For domain, the argument of the logarithm must be greater than 0.
Domain: #\{x | x > 6, x \in \mathbb{R}}#
Range: #\{y | y \in \mathbb{R}}#

Explanation:

For domain:

The argument of the logarithm (stuff inside the log) must be greater than 0. This is because logarithm can be viewed as the inverse of an exponential function.

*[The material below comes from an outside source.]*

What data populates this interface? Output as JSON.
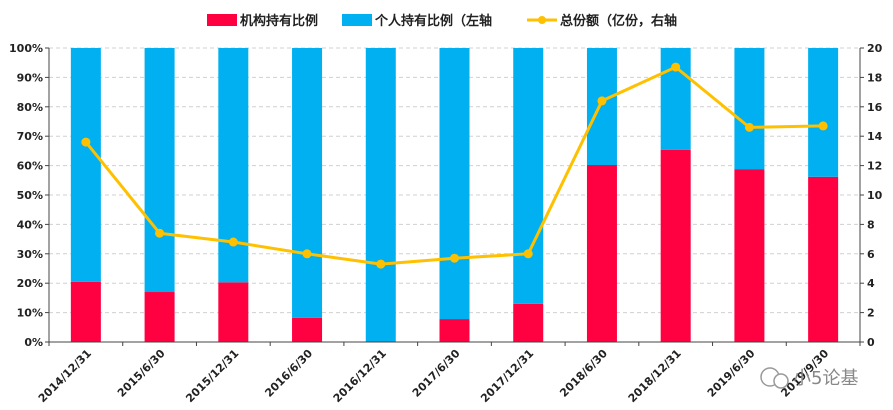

For example:

#y=\log(2x-12)#
#y = \log_{10}(2x-12)#

This can be represented by, in exponential form,

#10^y = 2x - 12#

10 raised to any exponent cannot get a negative number or be equal to zero, thus #2x - 12 > 0#

So solve #2x - 12 > 0# to get the permissible values for #x#.

#2x - 12 > 0#
#\ \ \ \ \ \ \ \ \ 2x > 12#
#\ \ \ \ \ \ \ \ \ \ \ x > 6#

The domain is #\{x | x > 6, x \in \mathbb{R}}#

For range

For any logarithmic function of the form #y = a \log_c(b(x-h))+k#, the range is #\{y | y \in \mathbb{R}}#.